Only $I$ and $III$ are correct

$P\left(A\right)=\frac{1}{4},P\left(B\right)=\frac{1}{2},P\left(B|A\right)=\frac{1}{2}$

$P\left(B|A\right)=\frac{P(B\cap A)}{P\left(A\right)}\Rightarrow \frac{1}{2}=\frac{P(B\cap A)}{\frac{1}{4}}\Rightarrow P(B\cap A)=\frac{1}{8}=P\left(A\right)P\left(B\right)$

Hence, $A$ and $B$ are mutually independent events.

$\left(I\right)P\left(\overline{A}|\overline{B}\right)=\frac{P(\overline{A}\cap \overline{B})}{P\left(\overline{B}\right)}=\frac{P\left(\overline{A}\right)P\left(\overline{B}\right)}{1-P\left(B\right)}=\frac{(1-\frac{1}{4})(1-\frac{1}{2})}{1-\frac{1}{2}}=\frac{3}{4}$

Hence, $I$ is correct.

$\left(II\right)P(A\cap B)\ne 0$

Hence, $A$ and $B$ are not mutually exclusive. $II$ is not correct.

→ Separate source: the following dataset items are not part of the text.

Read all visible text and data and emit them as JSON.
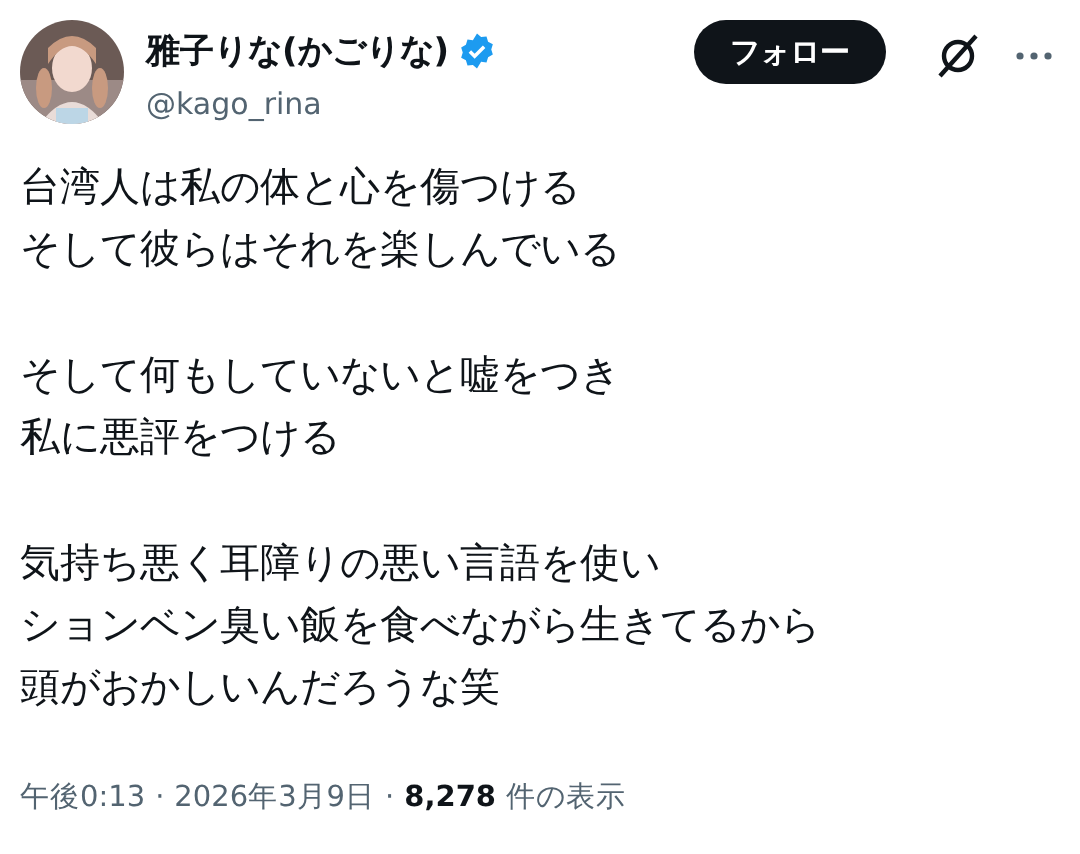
{
  "author": {
    "name": "雅子りな(かごりな)",
    "verified": true,
    "handle": "@kago_rina"
  },
  "follow_button": "フォロー",
  "body": [
    [
      "台湾人は私の体と心を傷つける",
      "そして彼らはそれを楽しんでいる"
    ],
    [
      "そして何もしていないと嘘をつき",
      "私に悪評をつける"
    ],
    [
      "気持ち悪く耳障りの悪い言語を使い",
      "ションベン臭い飯を食べながら生きてるから",
      "頭がおかしいんだろうな笑"
    ]
  ],
  "footer": [
    {
      "kind": "text",
      "text": "午後0:13"
    },
    {
      "kind": "sep",
      "text": "·"
    },
    {
      "kind": "text",
      "text": "2026年3月9日"
    },
    {
      "kind": "sep",
      "text": "·"
    },
    {
      "kind": "count",
      "text": "8,278"
    },
    {
      "kind": "text",
      "text": "件の表示"
    }
  ]
}
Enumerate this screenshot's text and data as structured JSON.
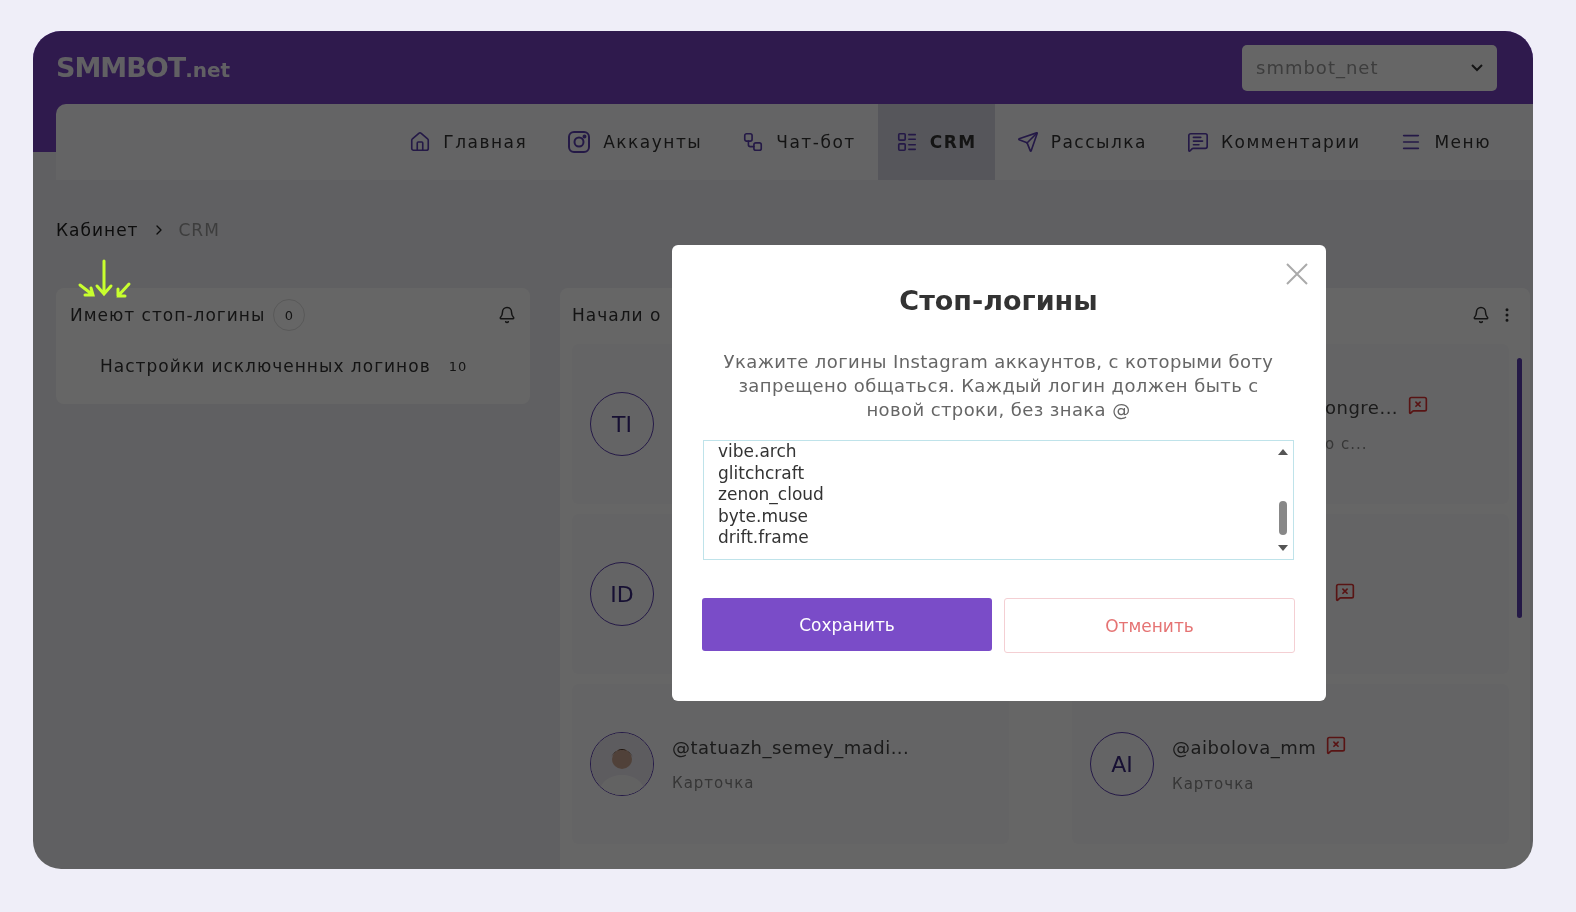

$\left(III\right)P\left(\overline{A}|\overline{B}\right)+P\left(A|\overline{B}\right)=\frac{P(\overline{A}\cap \overline{B})}{P\left(\overline{B}\right)}+\frac{P(A\cap \overline{B})}{P\left(\overline{B}\right)}=\frac{3}{4}+\frac{\frac{1}{4}\times (1-\frac{1}{2})}{1-\frac{1}{2}}=\frac{3}{4}+\frac{1}{4}=1$

Hence $III$ is also correct.

$\therefore$ Opt:$\left[C\right]$ is correct